A: Yes. I got into the Clinical Medical Assisting program and discovered that SJVC was a home away from home. It’s true I did struggle a lot because it was my first experience as a trans woman, but I never had a single issue with the school. They always treated me well. And the girl students were incredibly sweet to me, all very intelligent. They helped me grow up and out of my drama queen phase!
Q: How about the staff? Were there any ones in particular you want to mention that were especially helpful to you?
A: Oh yes. Ms. Rieko really was my touchstone. Ms. Debra and Ms. Cheyenne too. Ms. Debra was the most helpful in doing her very best on both tutoring or dealing with someone bothering me in class. But she also had the discipline – she would call me on the phone and put the guilt trip on me if I wasn’t being timely in my work.
Q: You graduated in January of 2021. What did you do after graduation?
A: I worked on the front line of the COVID care unit at an Urgent Care facility. Sometimes there were four-hour lines outside the front door. I was truly scared I would contract COVID; I wore one of those hazmat suits. But I never did.
Now I’m assisting in Internal Medicine.
Q: What do you enjoy most about your work now?
A: I enjoy many things, but I just love healing patients. I love the process of healing. I worked in the pain control area for awhile and was amazed watching these elderly patients be relieved from chronic pain. I also am one of those people who loves pressure and way too much to do; there’s always too much to do in a doctor’s office! I love micromanaging and there’s tons of stuff to micromanage.
Q: What do you find most challenging?
A: Well, I love the daily challenge of the work. But really the most challenging part is managing myself – my anxiety, or lack of confidence at times. I’m learning how to manage that every day.

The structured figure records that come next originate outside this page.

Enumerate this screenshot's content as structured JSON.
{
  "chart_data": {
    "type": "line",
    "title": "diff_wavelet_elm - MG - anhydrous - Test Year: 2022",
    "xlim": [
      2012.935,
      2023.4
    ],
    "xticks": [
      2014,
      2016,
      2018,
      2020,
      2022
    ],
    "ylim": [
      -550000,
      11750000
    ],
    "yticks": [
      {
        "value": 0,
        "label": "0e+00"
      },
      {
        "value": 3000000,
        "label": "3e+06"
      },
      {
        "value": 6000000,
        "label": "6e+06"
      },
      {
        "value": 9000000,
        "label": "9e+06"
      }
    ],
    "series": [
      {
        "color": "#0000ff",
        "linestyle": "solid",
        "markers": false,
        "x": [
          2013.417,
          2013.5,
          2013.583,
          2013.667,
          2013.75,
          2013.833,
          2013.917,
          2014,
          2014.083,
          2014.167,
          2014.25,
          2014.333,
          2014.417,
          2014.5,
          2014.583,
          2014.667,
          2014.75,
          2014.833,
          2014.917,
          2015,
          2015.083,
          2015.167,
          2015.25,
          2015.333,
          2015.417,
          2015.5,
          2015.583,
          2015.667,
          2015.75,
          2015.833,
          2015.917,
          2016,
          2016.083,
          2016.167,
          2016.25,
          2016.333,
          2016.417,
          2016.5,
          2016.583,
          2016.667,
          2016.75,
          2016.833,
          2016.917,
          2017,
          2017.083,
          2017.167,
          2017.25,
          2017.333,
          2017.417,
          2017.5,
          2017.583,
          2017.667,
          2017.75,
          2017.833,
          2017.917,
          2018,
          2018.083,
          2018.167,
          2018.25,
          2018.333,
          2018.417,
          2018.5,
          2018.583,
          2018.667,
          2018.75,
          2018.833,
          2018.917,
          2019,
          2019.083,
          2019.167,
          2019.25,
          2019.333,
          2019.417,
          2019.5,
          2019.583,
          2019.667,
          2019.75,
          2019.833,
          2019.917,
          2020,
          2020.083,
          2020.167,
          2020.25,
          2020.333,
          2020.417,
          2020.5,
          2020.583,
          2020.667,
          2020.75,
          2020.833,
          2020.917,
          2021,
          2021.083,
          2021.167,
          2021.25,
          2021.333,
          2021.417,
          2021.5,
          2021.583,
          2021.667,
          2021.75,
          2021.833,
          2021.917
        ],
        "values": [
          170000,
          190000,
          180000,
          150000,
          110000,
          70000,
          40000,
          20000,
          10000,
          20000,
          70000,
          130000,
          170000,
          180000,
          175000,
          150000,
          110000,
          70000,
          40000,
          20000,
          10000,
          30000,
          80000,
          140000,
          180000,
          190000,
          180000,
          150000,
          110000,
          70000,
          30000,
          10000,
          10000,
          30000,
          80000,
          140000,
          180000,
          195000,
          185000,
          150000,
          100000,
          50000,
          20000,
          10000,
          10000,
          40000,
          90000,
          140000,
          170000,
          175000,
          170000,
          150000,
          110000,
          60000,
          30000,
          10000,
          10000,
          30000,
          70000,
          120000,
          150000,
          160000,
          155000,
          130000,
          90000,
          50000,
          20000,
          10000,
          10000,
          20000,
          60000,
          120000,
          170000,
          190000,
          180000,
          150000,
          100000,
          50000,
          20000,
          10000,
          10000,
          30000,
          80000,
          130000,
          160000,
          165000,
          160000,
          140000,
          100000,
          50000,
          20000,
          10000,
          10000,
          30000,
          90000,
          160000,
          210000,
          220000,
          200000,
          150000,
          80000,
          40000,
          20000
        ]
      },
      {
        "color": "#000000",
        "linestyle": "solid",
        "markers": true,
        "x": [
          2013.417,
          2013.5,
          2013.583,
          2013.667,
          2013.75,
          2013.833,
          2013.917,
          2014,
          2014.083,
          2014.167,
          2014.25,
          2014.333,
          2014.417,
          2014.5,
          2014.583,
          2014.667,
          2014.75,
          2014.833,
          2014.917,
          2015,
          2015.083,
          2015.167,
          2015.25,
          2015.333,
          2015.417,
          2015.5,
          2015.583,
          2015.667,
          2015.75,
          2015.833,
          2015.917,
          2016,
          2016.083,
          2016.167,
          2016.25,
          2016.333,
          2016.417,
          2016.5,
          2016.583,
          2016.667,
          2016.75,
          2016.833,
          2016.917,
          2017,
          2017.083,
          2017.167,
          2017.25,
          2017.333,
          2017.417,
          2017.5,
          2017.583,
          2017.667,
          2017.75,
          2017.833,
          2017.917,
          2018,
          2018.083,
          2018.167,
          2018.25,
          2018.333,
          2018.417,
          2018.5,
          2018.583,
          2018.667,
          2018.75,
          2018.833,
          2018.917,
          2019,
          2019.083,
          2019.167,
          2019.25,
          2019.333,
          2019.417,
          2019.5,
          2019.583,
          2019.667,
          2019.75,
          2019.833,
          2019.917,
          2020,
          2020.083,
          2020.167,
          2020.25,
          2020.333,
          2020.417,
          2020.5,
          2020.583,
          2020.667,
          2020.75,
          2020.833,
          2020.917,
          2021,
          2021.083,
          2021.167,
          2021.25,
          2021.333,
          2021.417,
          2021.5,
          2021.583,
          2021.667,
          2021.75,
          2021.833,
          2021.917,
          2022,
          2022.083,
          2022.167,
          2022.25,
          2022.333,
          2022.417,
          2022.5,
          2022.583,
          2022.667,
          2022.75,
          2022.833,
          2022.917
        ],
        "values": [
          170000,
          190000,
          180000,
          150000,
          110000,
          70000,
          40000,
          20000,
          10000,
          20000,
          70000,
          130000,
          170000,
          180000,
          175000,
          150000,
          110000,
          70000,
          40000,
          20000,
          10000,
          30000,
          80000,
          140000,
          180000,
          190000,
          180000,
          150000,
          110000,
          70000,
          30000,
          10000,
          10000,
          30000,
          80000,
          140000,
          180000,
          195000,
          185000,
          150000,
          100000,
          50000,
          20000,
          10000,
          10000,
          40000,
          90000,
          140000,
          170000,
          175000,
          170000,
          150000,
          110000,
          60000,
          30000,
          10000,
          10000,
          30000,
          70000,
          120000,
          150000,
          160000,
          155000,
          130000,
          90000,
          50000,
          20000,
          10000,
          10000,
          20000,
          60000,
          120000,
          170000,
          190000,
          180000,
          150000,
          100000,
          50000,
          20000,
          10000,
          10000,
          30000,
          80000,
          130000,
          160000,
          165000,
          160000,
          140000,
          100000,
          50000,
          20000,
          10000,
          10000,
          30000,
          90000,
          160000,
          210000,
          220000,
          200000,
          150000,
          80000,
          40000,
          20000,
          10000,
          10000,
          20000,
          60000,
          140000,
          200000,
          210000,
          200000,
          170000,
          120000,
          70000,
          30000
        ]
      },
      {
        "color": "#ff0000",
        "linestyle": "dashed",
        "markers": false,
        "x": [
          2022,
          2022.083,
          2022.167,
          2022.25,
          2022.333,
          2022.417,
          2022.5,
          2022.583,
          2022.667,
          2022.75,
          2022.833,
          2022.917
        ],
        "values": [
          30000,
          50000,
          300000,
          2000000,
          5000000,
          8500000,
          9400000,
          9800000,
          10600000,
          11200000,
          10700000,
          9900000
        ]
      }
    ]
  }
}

Q: What advice do you have for students at SJVC now?
A: Do not give up on your dream. The staff will help you keep committed. They literally sent an email cheering us on to “Keep On Going!” no matter how hard it gets. Even when I was scared to do an internship they convinced me to do it. I could lean on them until I was strong enough to do it myself.
Q: And how about for those who are just thinking about going to school but still afraid?
A: You gotta believe there is a place for you and you have to put yourself out there. Make yourself vulnerable. I have recommended SJVC to several of my friends.
Q: Is there anything you would like to add?
A: Yeah. SJVC helped me grow up. Going to SJVC was my first experience as a trans woman; they saw beyond my problems and knew that I needed to stop being the drama queen and develop character. At first, I was the one in class who was negative about the way something was taught. But through them I learned not to focus on what I thought was wrong with the class or the teacher but just do the work. I learned how to be an adult, and ultimately how to be a professional so I could walk right into the working world again.